Remember Beaujolais? Seems like almost a year since I've heard anyone talk about it. Yet like clockwork, the winemakers of Beaujolais capture our attention every fall with their simple after-the-harvest message of “Happy! Happy!” In fact, the third Thursday of November is the happiest day of the year for them. Beaujolais Nouveau is released to the world, and the world buys almost two-thirds of the winemakers' annual production of Beaujolais. No other region in the world sells so much wine so quickly.
And no other wine merchant in the world sells as much Beaujolais as Georges Duboeuf, the “King of Beaujolais.” Happily, Duboeuf is more than just a huge wine factory. He and his son, Franck, maintain an amazingly high level of quality while keeping prices reasonably low. In addition to Beaujolais Nouveau, they sell a wide range of wines from every corner of the region: regular Beaujolais, Beaujolais-Villages and exclusivities from individual crus (villages with above-average soils and exposures are called crus, or exceptional sites).
Beaujolais Nouveau may be a fleeting pleasure, wisely forgotten after Christmas or New Year, but the other Beaujolais wines provide outstanding value year-round. Red wine made from Gamay grapes that are grown within the region may be labelled Beaujolais if the minimum alcohol strength is 10 per cent when the grapes are picked; at 10 1/2 per cent, they can be called Beaujolais Supérieur. Within the region some villages do yield better wines than others. Production limits are stricter for these favoured sites, which deliver both greater concentration and richer fruit flavours. For instance, Beaujolais-Villages can be aged for a year or two and normally sell for a few dollars more than simple Beaujolais.
Ten hillside vineyards produce wines that are so highly prized they merit being individually named on the label. From north to south they are St-Amour, Juliénas, Chénas, Moulin-à-Vent, Fleurie, Chiroubles, Morgon, Régnié, Côte de Brouilly and Brouilly. Wines from these areas offer great variations within a narrow flavour spectrum. Though all of these wines will have a bright ruby-purple colour and will express nuances of crushed strawberry, raspberry and red cherry, Moulin-à-Vent is the fullest and firmest in style and has an aging potential of up to 10 years, Fleurie has additional sweet floral nuances, and Juliénas is always soft, supple and stylish, while Chiroubles is so delicate that it loses its more fragile aromatic elements during overseas shipping.
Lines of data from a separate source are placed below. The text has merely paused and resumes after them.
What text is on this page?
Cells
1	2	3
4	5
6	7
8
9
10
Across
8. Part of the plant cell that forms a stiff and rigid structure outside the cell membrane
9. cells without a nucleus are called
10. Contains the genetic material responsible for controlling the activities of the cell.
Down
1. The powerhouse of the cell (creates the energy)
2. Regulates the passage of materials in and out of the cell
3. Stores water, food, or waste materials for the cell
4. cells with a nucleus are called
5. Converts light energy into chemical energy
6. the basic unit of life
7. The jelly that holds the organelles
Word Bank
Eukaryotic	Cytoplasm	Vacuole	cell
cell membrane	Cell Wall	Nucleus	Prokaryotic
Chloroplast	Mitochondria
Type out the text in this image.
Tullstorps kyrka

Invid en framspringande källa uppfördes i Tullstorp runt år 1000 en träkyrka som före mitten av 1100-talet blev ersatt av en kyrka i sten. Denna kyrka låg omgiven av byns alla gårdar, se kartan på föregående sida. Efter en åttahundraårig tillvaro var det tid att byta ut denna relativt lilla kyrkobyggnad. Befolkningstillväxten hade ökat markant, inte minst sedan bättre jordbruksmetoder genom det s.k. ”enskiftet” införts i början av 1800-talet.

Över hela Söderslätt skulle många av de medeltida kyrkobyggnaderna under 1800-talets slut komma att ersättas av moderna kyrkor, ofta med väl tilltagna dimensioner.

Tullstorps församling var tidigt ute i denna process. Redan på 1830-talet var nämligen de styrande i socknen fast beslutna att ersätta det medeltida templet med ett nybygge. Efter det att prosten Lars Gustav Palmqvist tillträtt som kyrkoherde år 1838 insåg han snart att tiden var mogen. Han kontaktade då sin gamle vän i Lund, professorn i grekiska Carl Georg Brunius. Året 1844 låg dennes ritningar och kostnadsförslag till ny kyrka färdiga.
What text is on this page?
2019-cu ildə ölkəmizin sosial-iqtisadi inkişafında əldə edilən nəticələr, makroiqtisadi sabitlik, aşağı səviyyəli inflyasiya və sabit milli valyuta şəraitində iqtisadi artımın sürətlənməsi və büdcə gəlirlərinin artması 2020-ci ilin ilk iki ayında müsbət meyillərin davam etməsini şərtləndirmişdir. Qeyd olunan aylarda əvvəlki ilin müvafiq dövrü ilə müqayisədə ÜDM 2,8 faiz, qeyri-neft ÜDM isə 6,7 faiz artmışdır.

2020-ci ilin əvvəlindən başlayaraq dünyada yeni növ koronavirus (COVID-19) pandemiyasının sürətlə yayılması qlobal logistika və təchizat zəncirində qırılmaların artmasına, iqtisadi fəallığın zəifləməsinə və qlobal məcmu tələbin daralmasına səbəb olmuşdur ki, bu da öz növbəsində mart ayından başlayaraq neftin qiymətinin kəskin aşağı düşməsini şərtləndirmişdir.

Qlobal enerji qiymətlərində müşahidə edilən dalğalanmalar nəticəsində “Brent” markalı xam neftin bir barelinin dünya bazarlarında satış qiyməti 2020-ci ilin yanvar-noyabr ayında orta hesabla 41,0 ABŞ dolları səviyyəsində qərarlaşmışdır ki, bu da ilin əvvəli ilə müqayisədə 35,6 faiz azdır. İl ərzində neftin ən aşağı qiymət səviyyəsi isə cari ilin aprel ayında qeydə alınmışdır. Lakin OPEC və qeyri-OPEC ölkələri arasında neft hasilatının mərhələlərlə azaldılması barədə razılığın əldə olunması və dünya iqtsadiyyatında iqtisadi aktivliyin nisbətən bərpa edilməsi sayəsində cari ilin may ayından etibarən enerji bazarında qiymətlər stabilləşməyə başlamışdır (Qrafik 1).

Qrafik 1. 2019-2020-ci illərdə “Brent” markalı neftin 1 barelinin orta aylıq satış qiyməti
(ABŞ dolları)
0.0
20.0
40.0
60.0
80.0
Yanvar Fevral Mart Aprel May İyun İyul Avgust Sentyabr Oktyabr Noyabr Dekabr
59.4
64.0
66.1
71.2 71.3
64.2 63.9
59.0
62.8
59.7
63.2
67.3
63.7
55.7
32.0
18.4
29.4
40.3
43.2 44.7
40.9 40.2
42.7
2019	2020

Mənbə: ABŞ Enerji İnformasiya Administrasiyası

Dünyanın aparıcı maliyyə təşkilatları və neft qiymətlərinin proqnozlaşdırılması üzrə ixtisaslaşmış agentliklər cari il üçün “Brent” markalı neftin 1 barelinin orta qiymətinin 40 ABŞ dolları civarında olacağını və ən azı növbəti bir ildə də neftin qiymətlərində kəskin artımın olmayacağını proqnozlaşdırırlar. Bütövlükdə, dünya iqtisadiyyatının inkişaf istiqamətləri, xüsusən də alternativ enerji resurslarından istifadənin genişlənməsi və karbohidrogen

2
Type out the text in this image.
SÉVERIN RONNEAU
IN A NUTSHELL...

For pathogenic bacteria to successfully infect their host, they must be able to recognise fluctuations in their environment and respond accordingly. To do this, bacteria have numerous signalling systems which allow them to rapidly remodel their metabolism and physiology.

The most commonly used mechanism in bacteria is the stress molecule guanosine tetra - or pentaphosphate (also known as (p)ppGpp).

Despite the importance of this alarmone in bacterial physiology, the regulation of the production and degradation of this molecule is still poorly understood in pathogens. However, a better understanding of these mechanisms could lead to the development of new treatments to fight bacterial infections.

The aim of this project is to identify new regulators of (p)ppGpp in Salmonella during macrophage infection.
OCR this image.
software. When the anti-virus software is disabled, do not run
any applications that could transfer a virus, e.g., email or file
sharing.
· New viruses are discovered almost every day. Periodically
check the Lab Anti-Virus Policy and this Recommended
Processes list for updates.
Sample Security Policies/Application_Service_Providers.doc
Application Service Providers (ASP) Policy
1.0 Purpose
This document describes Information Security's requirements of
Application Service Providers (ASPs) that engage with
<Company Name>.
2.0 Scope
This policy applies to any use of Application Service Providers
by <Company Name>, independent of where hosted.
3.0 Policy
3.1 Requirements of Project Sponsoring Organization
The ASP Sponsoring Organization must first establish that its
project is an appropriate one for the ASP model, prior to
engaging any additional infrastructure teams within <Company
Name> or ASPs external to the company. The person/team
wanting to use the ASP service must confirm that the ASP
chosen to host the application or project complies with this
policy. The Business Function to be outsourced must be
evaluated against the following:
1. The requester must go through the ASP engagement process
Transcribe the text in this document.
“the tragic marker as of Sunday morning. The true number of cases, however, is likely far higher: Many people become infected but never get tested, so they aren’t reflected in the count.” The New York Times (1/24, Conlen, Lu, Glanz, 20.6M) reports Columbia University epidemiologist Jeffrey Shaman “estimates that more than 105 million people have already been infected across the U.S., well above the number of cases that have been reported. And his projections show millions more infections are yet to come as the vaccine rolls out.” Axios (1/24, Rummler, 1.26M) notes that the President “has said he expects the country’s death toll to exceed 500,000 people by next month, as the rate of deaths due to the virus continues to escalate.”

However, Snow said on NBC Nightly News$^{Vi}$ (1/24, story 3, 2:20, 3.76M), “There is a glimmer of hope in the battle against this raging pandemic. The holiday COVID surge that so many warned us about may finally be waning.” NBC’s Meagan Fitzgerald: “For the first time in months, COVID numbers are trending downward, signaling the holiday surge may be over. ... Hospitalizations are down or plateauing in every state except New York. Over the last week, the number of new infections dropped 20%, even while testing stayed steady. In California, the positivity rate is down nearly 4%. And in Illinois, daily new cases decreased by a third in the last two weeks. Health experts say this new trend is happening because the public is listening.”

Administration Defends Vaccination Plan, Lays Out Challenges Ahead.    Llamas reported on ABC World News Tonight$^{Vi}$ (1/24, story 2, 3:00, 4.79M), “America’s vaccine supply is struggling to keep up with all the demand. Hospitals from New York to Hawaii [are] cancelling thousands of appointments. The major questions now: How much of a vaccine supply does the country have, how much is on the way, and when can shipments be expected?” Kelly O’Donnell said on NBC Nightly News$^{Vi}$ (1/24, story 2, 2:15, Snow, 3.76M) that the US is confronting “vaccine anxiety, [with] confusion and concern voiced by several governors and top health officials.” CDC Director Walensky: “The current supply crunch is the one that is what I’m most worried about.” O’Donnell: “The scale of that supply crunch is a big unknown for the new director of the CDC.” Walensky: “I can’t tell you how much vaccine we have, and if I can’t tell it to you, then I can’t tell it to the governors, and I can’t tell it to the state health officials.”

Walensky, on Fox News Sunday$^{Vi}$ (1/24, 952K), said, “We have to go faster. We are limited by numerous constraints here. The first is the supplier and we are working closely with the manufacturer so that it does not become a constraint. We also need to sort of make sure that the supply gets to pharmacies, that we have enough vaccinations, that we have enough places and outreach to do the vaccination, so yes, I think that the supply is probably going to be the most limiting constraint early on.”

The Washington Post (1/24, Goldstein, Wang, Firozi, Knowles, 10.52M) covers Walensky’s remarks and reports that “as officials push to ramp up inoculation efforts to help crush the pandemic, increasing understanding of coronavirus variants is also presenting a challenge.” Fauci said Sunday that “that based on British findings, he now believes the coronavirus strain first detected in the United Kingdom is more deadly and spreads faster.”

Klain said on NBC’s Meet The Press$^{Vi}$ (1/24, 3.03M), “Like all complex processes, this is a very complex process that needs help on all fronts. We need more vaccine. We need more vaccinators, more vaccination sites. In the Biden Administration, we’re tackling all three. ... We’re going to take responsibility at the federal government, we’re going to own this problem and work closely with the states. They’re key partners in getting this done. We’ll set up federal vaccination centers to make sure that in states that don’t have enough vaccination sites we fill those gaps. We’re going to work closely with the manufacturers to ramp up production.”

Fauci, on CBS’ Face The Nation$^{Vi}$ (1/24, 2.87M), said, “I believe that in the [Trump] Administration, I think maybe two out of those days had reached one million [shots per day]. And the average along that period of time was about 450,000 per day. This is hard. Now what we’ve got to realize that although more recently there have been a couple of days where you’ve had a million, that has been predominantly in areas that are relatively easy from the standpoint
Duboeuf's cheerful labels capitalize on Beaujolais' image of fun and frolic. Vividly colourful squiggles and blobs, and floral designs grace his bottles, while some of Duboeuf's crus come in delightfully tall, elegant bowling-pin-shape bottles. Having recently opened a dozen Duboeuf wines from a soon-to-be-released sampler pack that includes a Beaujolais, Beaujolais-Villages and the 10 crus, I can declare with confidence that any time a lightly chilled bottle from this region is sipped, with or without food, it's going to be a wine-wine situation.